Evolving RBF neural networks for time-series forecasting with EvRBF

Abstract

This paper is focused on determining the parameters of radial basis function neural networks (number of neurons, and their respective centers and radii) automatically. While this task is often done by hand, or based in hillclimbing methods which are highly dependent on initial values, in this work, evolutionary algorithms are used to automatically build a radial basis function neural networks (RBF NN) that solves a specified problem, in this case related to currency exchange rates forecasting. The evolutionary algorithm EvRBF has been implemented using the evolutionary computation framework evolving object, which allows direct evolution of problem solutions. Thus no internal representation is needed, and specific solution domain knowledge can be used to construct specific evolutionary operators, as well as cost or fitness functions. Results obtained are compared with existent bibliography, showing an improvement over the published methods.

Introduction

A radial basis function (RBF), φ, can be characterized by a point of the input space, c, and a radius or width, r, such that the RBF reaches its optimum value (maximun/minimun) when applied to c, and decreases/increases to its opposite optimum value when applied to points far from c. The radius, r, controls how distance affects that increment or decrement. For this reason, mathematicians have used groups of RBF to successfully interpolate data. Typical examples of RBF are the Gaussian function (see Fig. 1a) and the multiquadric function (see Fig. 1b), although there are many others [1], [2].

RBF are used by radial basis function neural networks (RBF NNs), which were introduced by Broomhead and Lowe in [3], being their main applications function approximation and time-series forecasting, as well as classification or clustering tasks. Traditionally, a RBF NN is thought as a two-layer, feed-forward network in which hidden neuron activation functions are RBF (see Fig. 2). Very often, the function used is the Gaussian one.
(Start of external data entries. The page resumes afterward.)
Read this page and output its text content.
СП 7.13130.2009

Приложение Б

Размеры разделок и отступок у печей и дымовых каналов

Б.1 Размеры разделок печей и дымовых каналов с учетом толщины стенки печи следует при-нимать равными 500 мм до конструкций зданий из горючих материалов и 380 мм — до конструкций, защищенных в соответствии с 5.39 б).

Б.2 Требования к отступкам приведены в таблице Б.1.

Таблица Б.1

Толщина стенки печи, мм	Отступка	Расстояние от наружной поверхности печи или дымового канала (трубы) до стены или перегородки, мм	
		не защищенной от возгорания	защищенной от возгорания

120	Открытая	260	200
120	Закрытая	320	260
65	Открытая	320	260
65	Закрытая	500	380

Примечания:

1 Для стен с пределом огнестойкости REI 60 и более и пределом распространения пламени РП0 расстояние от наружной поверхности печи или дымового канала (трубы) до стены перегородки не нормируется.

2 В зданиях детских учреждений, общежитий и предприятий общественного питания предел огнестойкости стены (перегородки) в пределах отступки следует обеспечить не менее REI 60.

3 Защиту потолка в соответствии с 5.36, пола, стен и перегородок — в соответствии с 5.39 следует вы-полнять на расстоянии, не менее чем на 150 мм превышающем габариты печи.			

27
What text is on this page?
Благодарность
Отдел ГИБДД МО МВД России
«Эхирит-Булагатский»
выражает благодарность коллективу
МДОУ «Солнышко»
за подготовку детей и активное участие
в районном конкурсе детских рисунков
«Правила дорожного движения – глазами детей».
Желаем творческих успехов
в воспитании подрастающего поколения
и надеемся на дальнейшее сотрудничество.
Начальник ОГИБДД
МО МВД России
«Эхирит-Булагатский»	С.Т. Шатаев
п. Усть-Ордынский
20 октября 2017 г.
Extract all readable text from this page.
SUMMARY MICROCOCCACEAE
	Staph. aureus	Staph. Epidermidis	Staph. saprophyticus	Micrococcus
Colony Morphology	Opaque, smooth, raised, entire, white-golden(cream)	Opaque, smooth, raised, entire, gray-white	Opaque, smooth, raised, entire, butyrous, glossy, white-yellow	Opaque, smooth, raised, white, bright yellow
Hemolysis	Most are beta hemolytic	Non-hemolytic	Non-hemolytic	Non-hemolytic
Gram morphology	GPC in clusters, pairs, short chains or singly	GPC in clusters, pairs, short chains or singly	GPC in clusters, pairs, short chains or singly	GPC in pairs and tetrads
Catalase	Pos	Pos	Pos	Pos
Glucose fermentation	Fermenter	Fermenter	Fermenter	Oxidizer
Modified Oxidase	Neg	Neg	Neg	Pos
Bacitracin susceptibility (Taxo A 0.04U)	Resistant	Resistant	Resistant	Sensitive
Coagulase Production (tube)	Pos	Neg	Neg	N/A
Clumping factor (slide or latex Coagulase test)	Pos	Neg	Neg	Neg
In RBF NNs each hidden neuron computes the distance from its input to the neuron's central point, c, and applies the RBF to that distance, as shows Eq. (1).

$$\text{h}{}_{\mathrm{i}}\text{(x)=φ}\text{∥x−c}{}_{\mathrm{i}}\text{∥}{}^2\text{/r}{}_{\mathrm{i}}{}^2$$

where h_i(x) is the output yielded by hidden neuron number i when input x is applied; φ is the RBF, c_i is the center of the ith hidden neuron, and r_i is its radius.

In the next step, the neurons of the output layer perform a weighted sum using the outputs of the hidden layer and the weights of the links that connect both output and hidden layer neurons (Eq. (2)).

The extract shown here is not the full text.